Monday, August 5, 2013

Whatever happened to all those promises Obama made during the State of the Union?

All that applause. All that adoration. The president's state of the union address was considered brilliant by much of the press.
So what happened to all the promises?
The president's laundry list of goals for his second term have either been defeated or not even brought out for a vote by either House. The sole exception is immigration reform and most of that "comprehensive" measure is going nowhere in the House.
The White House's problem is perhaps best epitomized by the battle over gun control. The crescendo of February's speech was the president's emotional call for a vote on new regulations, noting the presence of former Rep. Gabrielle Giffords (D-Ariz.) -- who was shot by a would-be assassin -- in the audience.
But the president's push for new gun controls flamed out in the Senate, where Democrats were unable to corral enough votes even for a background check expansion favored by two-thirds of all Americans.
A proposal to raise the minimum wage to $9 per hour hasn't earned a hearing in the House of Representatives yet, and Democratic plans are unlikely to progress to a vote. Earlier this week, fast food workers in seven cities nationwide went on strike to protest the $7.25 going rate.
The president also made an impassioned call to repeal the sequester -- $80 billion in across-the-board cuts to the federal budget.
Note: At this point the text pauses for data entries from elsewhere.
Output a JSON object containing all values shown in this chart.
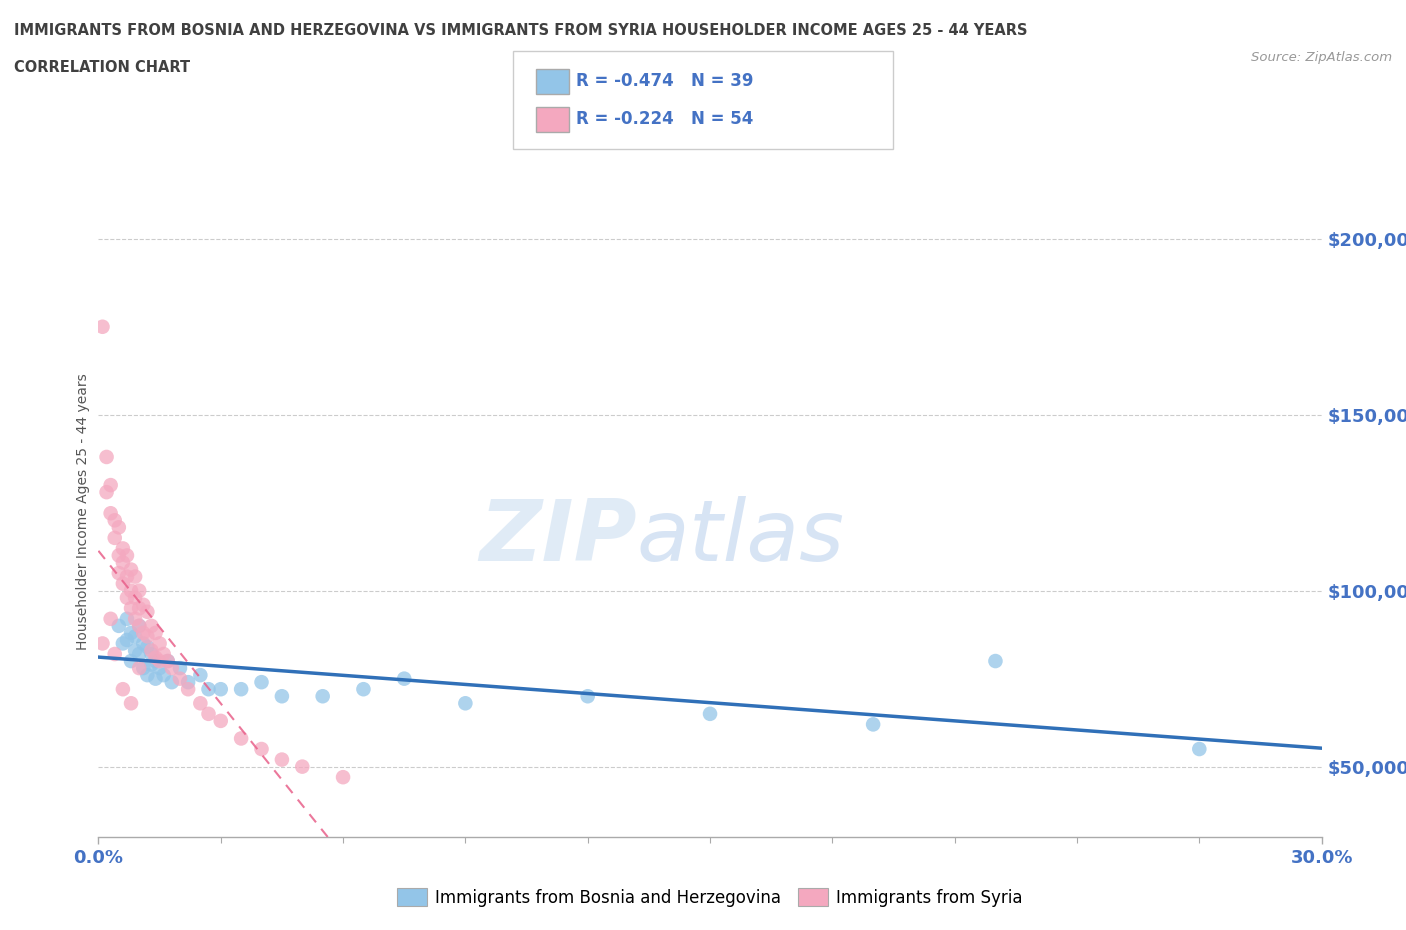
{
  "title_line1": "IMMIGRANTS FROM BOSNIA AND HERZEGOVINA VS IMMIGRANTS FROM SYRIA HOUSEHOLDER INCOME AGES 25 - 44 YEARS",
  "title_line2": "CORRELATION CHART",
  "source_text": "Source: ZipAtlas.com",
  "ylabel": "Householder Income Ages 25 - 44 years",
  "xlim": [
    0.0,
    0.3
  ],
  "ylim": [
    30000,
    215000
  ],
  "ytick_labels": [
    "$50,000",
    "$100,000",
    "$150,000",
    "$200,000"
  ],
  "ytick_values": [
    50000,
    100000,
    150000,
    200000
  ],
  "watermark_zip": "ZIP",
  "watermark_atlas": "atlas",
  "bosnia_R": "-0.474",
  "bosnia_N": "39",
  "syria_R": "-0.224",
  "syria_N": "54",
  "bosnia_color": "#93c5e8",
  "syria_color": "#f4a8bf",
  "bosnia_line_color": "#3070b8",
  "syria_line_color": "#e8608a",
  "axis_label_color": "#4472c4",
  "title_color": "#404040",
  "bosnia_x": [
    0.005,
    0.006,
    0.007,
    0.007,
    0.008,
    0.008,
    0.009,
    0.009,
    0.01,
    0.01,
    0.011,
    0.011,
    0.012,
    0.012,
    0.013,
    0.013,
    0.014,
    0.014,
    0.015,
    0.016,
    0.017,
    0.018,
    0.02,
    0.022,
    0.025,
    0.027,
    0.03,
    0.035,
    0.04,
    0.045,
    0.055,
    0.065,
    0.075,
    0.09,
    0.12,
    0.15,
    0.19,
    0.22,
    0.27
  ],
  "bosnia_y": [
    90000,
    85000,
    92000,
    86000,
    88000,
    80000,
    87000,
    83000,
    90000,
    82000,
    85000,
    78000,
    84000,
    76000,
    82000,
    79000,
    80000,
    75000,
    78000,
    76000,
    80000,
    74000,
    78000,
    74000,
    76000,
    72000,
    72000,
    72000,
    74000,
    70000,
    70000,
    72000,
    75000,
    68000,
    70000,
    65000,
    62000,
    80000,
    55000
  ],
  "syria_x": [
    0.001,
    0.002,
    0.002,
    0.003,
    0.003,
    0.004,
    0.004,
    0.005,
    0.005,
    0.005,
    0.006,
    0.006,
    0.006,
    0.007,
    0.007,
    0.007,
    0.008,
    0.008,
    0.008,
    0.009,
    0.009,
    0.009,
    0.01,
    0.01,
    0.01,
    0.011,
    0.011,
    0.012,
    0.012,
    0.013,
    0.013,
    0.014,
    0.014,
    0.015,
    0.015,
    0.016,
    0.017,
    0.018,
    0.02,
    0.022,
    0.025,
    0.027,
    0.03,
    0.035,
    0.04,
    0.045,
    0.05,
    0.06,
    0.001,
    0.003,
    0.004,
    0.006,
    0.008,
    0.01
  ],
  "syria_y": [
    175000,
    138000,
    128000,
    130000,
    122000,
    120000,
    115000,
    118000,
    110000,
    105000,
    112000,
    108000,
    102000,
    110000,
    104000,
    98000,
    106000,
    100000,
    95000,
    104000,
    98000,
    92000,
    100000,
    95000,
    90000,
    96000,
    88000,
    94000,
    87000,
    90000,
    83000,
    88000,
    81000,
    85000,
    80000,
    82000,
    80000,
    78000,
    75000,
    72000,
    68000,
    65000,
    63000,
    58000,
    55000,
    52000,
    50000,
    47000,
    85000,
    92000,
    82000,
    72000,
    68000,
    78000
  ]
}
But with a fresh round of budget battles arriving this fall, Republicans insist they want to maintain the same level of austerity.
In one of the more poignant moments of his address, the president pointed to a 102-year-old woman in the audience who waited hours to vote in the 2012 election.
Although Obama has appointed a new commission to examine voter access and poll waiting times, there are few substantive steps the federal panel can take to force the state and local governments that facilitate voting to act. Meanwhile, a Supreme Court decision striking down a key provision of the Voting Rights Act will likely open the floodgates to stricter voter identification requirements in Southern states.
And on immigration, a rare legislative win in the Senate -- where a comprehensive reform package passed in a bipartisan 68-32 vote -- has been neutered by the insistence by House Republicans that they will address changes to immigration law in a piecemeal fashion. President Obama had hoped to sign a bill before the August recess, but the House has barely begun work on their reform efforts.
The effect of gridlock has begun to wear on the president's approval ratings. A Marist poll released last week showed just 41 percent of Americans approving of the job the president was doing, his lowest numbers since September, 2011.
It isn't just Republicans. Democrats in the senate also refuse to take up much of his agenda - largely because they couldn't pass.
Rich Baehr thinks that the public is finally starting to tune out Obama. I don't see how you can come to any other conclusion when you realize just how impotent Obama has become.